Nathan Long of Hargreaves Lansdown, the investment shop, said investors were taking a practical approach to recent stock market falls.
The average withdrawal per person fell by 6pc in March compared with a year earlier, while the number of oneoff lump sum payments from pensions dropped by 7pc.
“Dipping into cash savings to supplement lower drawdown payments during tougher stock market conditions is a really sensible approach,” Mr Long said.
March and April are typically busy months for withdrawals as people look to maximise their allowances at the end of one tax year and the beginning of the next.
The sharp losses experienced in stock markets since the outbreak of coronavirus have had a significant effect on the value of pension pots.

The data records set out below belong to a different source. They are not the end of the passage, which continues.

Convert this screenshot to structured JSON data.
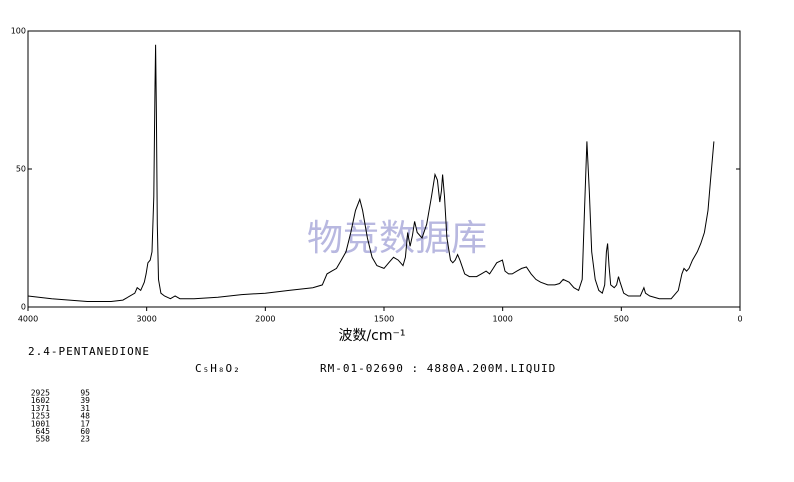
{
  "chart_data": {
    "type": "line",
    "compound": "2.4-PENTANEDIONE",
    "formula": "C₅H₈O₂",
    "sample_info": "RM-01-02690 : 4880A.200M.LIQUID",
    "watermark": "物竞数据库",
    "x_label": "波数/cm⁻¹",
    "xlim": [
      4000,
      0
    ],
    "xticks": [
      4000,
      3000,
      2000,
      1500,
      1000,
      500,
      0
    ],
    "x_break": 2000,
    "ylim": [
      0,
      100
    ],
    "yticks": [
      100,
      50,
      0
    ],
    "color": "#000000",
    "x": [
      4000,
      3800,
      3500,
      3300,
      3200,
      3100,
      3080,
      3050,
      3020,
      3005,
      2990,
      2970,
      2955,
      2940,
      2930,
      2925,
      2918,
      2910,
      2900,
      2880,
      2850,
      2800,
      2760,
      2720,
      2600,
      2400,
      2200,
      2000,
      1900,
      1800,
      1760,
      1740,
      1720,
      1700,
      1680,
      1660,
      1640,
      1620,
      1602,
      1590,
      1570,
      1550,
      1530,
      1500,
      1480,
      1460,
      1440,
      1420,
      1410,
      1400,
      1390,
      1380,
      1371,
      1360,
      1340,
      1320,
      1300,
      1285,
      1275,
      1265,
      1258,
      1253,
      1245,
      1235,
      1220,
      1210,
      1200,
      1190,
      1180,
      1160,
      1140,
      1110,
      1090,
      1070,
      1055,
      1040,
      1025,
      1001,
      990,
      975,
      960,
      940,
      920,
      900,
      880,
      860,
      840,
      810,
      780,
      760,
      745,
      720,
      700,
      680,
      665,
      655,
      645,
      635,
      625,
      610,
      595,
      580,
      570,
      563,
      558,
      552,
      545,
      530,
      520,
      512,
      505,
      490,
      470,
      450,
      420,
      405,
      398,
      380,
      340,
      310,
      290,
      260,
      245,
      236,
      225,
      215,
      200,
      180,
      165,
      150,
      135,
      125,
      115,
      110
    ],
    "values": [
      4,
      3,
      2,
      2,
      2.5,
      5,
      7,
      6,
      9,
      12,
      16,
      17,
      20,
      40,
      80,
      95,
      70,
      30,
      10,
      5,
      4,
      3,
      4,
      3,
      3,
      3.5,
      4.5,
      5,
      6,
      7,
      8,
      12,
      13,
      14,
      17,
      20,
      27,
      35,
      39,
      35,
      25,
      18,
      15,
      14,
      16,
      18,
      17,
      15,
      18,
      27,
      22,
      26,
      31,
      27,
      25,
      30,
      40,
      48,
      46,
      38,
      42,
      48,
      40,
      25,
      17,
      16,
      17,
      19,
      17,
      12,
      11,
      11,
      12,
      13,
      12,
      14,
      16,
      17,
      13,
      12,
      12,
      13,
      14,
      14.5,
      12,
      10,
      9,
      8,
      8,
      8.5,
      10,
      9,
      7,
      6,
      10,
      35,
      60,
      42,
      20,
      10,
      6,
      5,
      8,
      20,
      23,
      15,
      8,
      7,
      8,
      11,
      9,
      5,
      4,
      4,
      4,
      7,
      5,
      4,
      3,
      3,
      3,
      6,
      12,
      14,
      13,
      14,
      17,
      20,
      23,
      27,
      35,
      45,
      55,
      60
    ],
    "peaks": [
      [
        "2925",
        "95"
      ],
      [
        "1602",
        "39"
      ],
      [
        "1371",
        "31"
      ],
      [
        "1253",
        "48"
      ],
      [
        "1001",
        "17"
      ],
      [
        "645",
        "60"
      ],
      [
        "558",
        "23"
      ]
    ]
  }
}
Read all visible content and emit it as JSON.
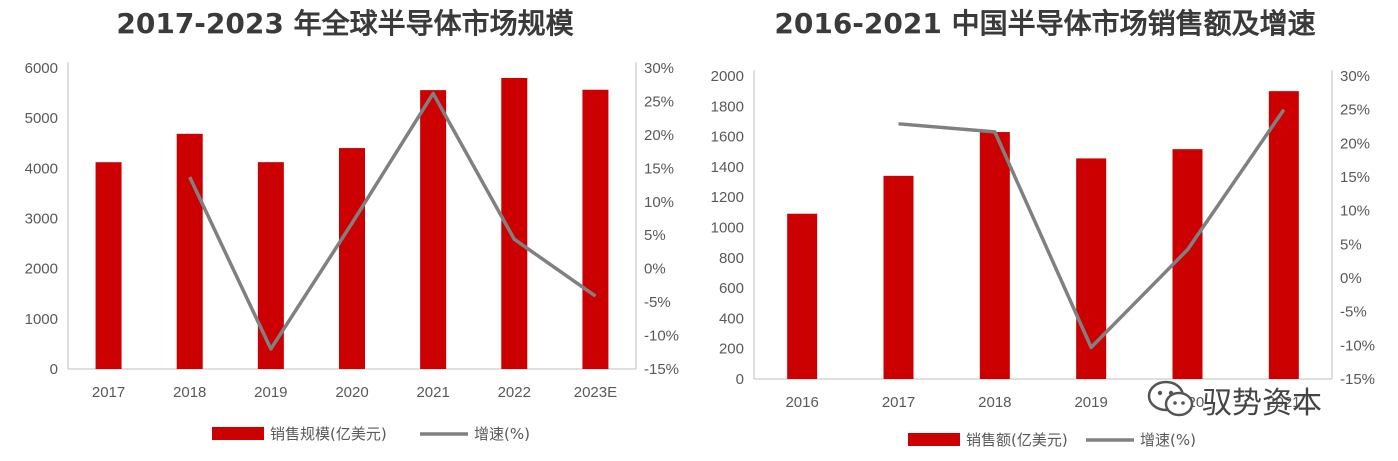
{
  "chart_data": [
    {
      "type": "bar+line",
      "title": "2017-2023 年全球半导体市场规模",
      "categories": [
        "2017",
        "2018",
        "2019",
        "2020",
        "2021",
        "2022",
        "2023E"
      ],
      "series": [
        {
          "name": "销售规模(亿美元)",
          "kind": "bar",
          "axis": "left",
          "color": "#cc0000",
          "values": [
            4122,
            4688,
            4123,
            4404,
            5559,
            5801,
            5566
          ]
        },
        {
          "name": "增速(%)",
          "kind": "line",
          "axis": "right",
          "color": "#808080",
          "values": [
            null,
            13.7,
            -12.0,
            6.8,
            26.2,
            4.4,
            -4.1
          ]
        }
      ],
      "ylim": [
        0,
        6000
      ],
      "yticks": [
        "0",
        "1000",
        "2000",
        "3000",
        "4000",
        "5000",
        "6000"
      ],
      "y2lim": [
        -15,
        30
      ],
      "y2ticks": [
        "-15%",
        "-10%",
        "-5%",
        "0%",
        "5%",
        "10%",
        "15%",
        "20%",
        "25%",
        "30%"
      ],
      "legend": "bottom",
      "grid": false
    },
    {
      "type": "bar+line",
      "title": "2016-2021 中国半导体市场销售额及增速",
      "categories": [
        "2016",
        "2017",
        "2018",
        "2019",
        "2020",
        "2021"
      ],
      "series": [
        {
          "name": "销售额(亿美元)",
          "kind": "bar",
          "axis": "left",
          "color": "#cc0000",
          "values": [
            1091,
            1341,
            1630,
            1456,
            1517,
            1900
          ]
        },
        {
          "name": "增速(%)",
          "kind": "line",
          "axis": "right",
          "color": "#808080",
          "values": [
            null,
            22.9,
            21.7,
            -10.3,
            4.2,
            25.0
          ]
        }
      ],
      "ylim": [
        0,
        2000
      ],
      "yticks": [
        "0",
        "200",
        "400",
        "600",
        "800",
        "1000",
        "1200",
        "1400",
        "1600",
        "1800",
        "2000"
      ],
      "y2lim": [
        -15,
        30
      ],
      "y2ticks": [
        "-15%",
        "-10%",
        "-5%",
        "0%",
        "5%",
        "10%",
        "15%",
        "20%",
        "25%",
        "30%"
      ],
      "legend": "bottom",
      "grid": false
    }
  ],
  "watermark": {
    "icon": "wechat-icon",
    "text": "驭势资本"
  }
}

Pensioners have been urged not to make any knee-jerk withdrawals, as taking money out during weaker markets disproportionately reduces the overall pot size and could quickly erode savings. The figures suggest that pensioners have avoided panic raids to cover any short-term uncertainty.
Maike Currie of Fidelity, the fund manager, said most savers had chosen to keep their money invested. Some due to take tax-free cash had put the transaction on hold.
“If investors can push through the short-term downturn by waiting, and can benefit from an eventual recovery, there is the chance to navigate the choppy waters without eating into your capital,” she said.